When an independent senior health program implemented new recommended diabetes blood sugar guidelines, episodes of severe hypoglycemia (low blood sugar) tripled among frail elderly patients, according to a study led by Sei J. Lee, MD, a geriatrician at the San Francisco VA Medical Center.
The study, which was published in the April 2011 issue of the Journal of the American Geriatrics Society, was the first to measure what happened when the guidelines, developed in 2003 by the American Geriatrics Society, were implemented among frail elders, said Lee. The study focused on outcomes at On Lok Senior Health, in San Francisco.
The guidelines call for a hemoglobin A1c level of less than 8 percent. The hemoglobin A1c test, which measures average blood sugar over the previous three months before the test, is considered an indicator of long-term blood sugar control for diabetics.
The long-term goal of such guidelines is the avoidance of vascular complications — including heart attack, stroke, and kidney disease — that are brought about by chronically high blood sugar, which damages circulation in small blood vessels. In order to accomplish this goal, blood sugar is monitored frequently during the day, and kept relatively low through diet, medications, and insulin injections — a regimen known as tight control.
When the frail elders were put on tight control, reported Lee, “there was good news and bad news.” The good news, he said, was that the incidence of hyperglycemia — blood sugar higher than 400 — decreased dramatically compared to pre-guideline levels.
At the same time, episodes of severe hypoglycemia — blood sugars of less than 50 that required trips to the emergency room — increased threefold. “These episodes were quite dangerous for these seniors,” said Lee. “When blood sugar gets too low, patients can become confused, they can fall, they can even become comatose. It can become life-threatening very quickly.”
Significantly, the increase in hypoglycemic episodes occurred during the first 18 months of the guidelines’ implementation; for the two years after that, the rate was similar to what it was before the guidelines were introduced. One possible explanation, according to the authors, is that a small number of patients are especially at risk of severe hypoglycemia in response to even a modest tightening of control. Once those patients have a severe hypoglycemic episode and are identified, the rest are treated successfully with the aggressive regimen.
“This says that the period when you are first implementing tighter control is the time of greatest risk,” said Lee. “That is the time to require closer follow-up of patients in order to make sure that these adverse effects are not occurring.”
Lee noted that the study took place under “ideal conditions” for implementing tight control with a minimum of bad outcomes: “This is a program where patients are seen several times a week, and where health care providers know exactly what medications they are taking, what and how much they’re eating, and how much physical activity they’re getting.”
If the occurrence of severe hypoglycemia increased even under these circumstances, said Lee, “then for the general population of the frail elderly, who are not monitored nearly as closely as our study population, the current guideline may be too aggressive.”
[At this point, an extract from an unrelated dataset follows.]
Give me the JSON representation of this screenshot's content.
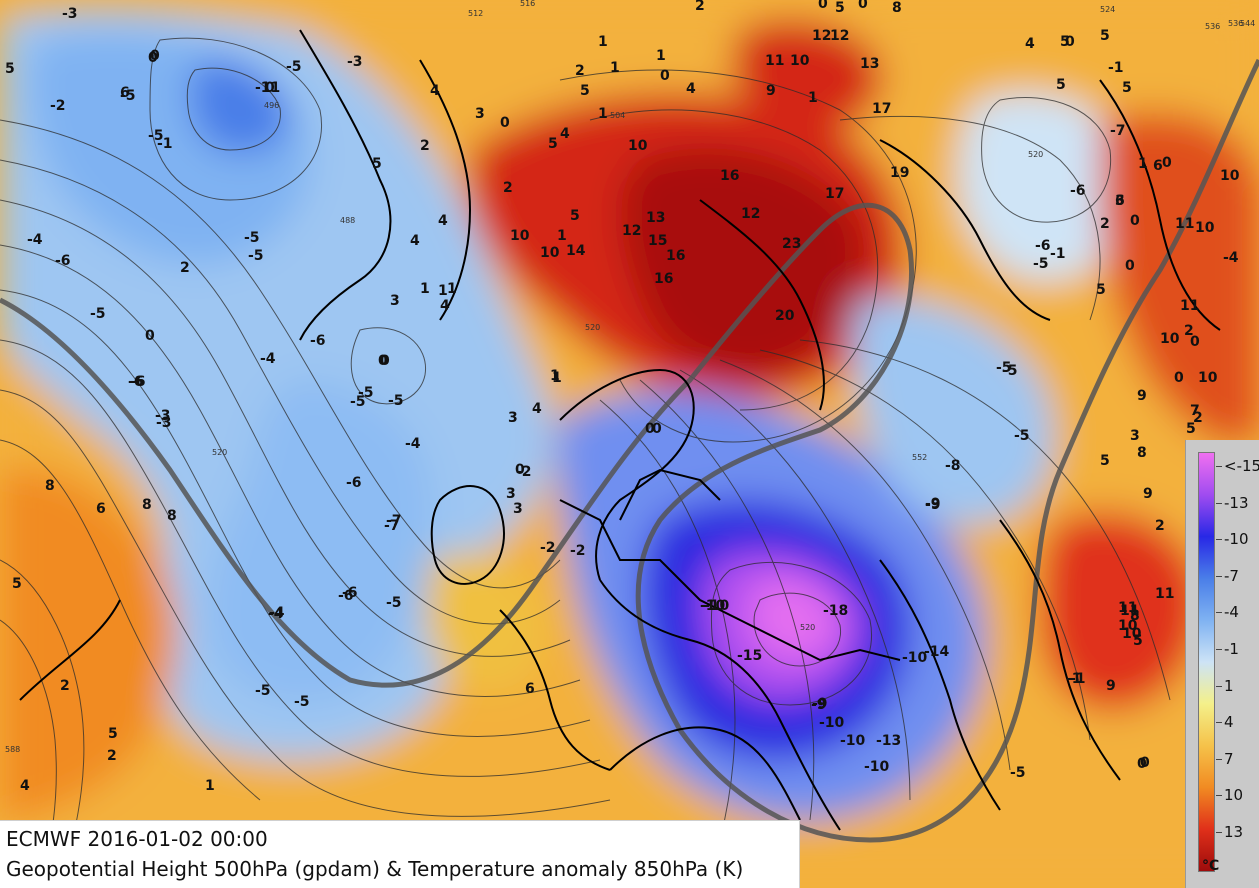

Co-authors of the study are W. John Boscardin, PhD, and Irena Stijacic Cenzer, MA, of SFVAMC and UCSF; Elbert S. Huang, MD, MPH, of the University of Chicago Medical Center; and Kathy Rice-Trumble, RN, and Catherine Eng, MD, of On Lok Lifeways, San Francisco.
The study was supported by funds from a Hartford Geriatrics Health Outcomes Research Scholars Award, the Hellman Family Award for Early Career Faculty at UCSF, and the National Center for Research Resources of the National Institutes of Health. Some of the funds were administered by the Northern California Institute for Research and Education.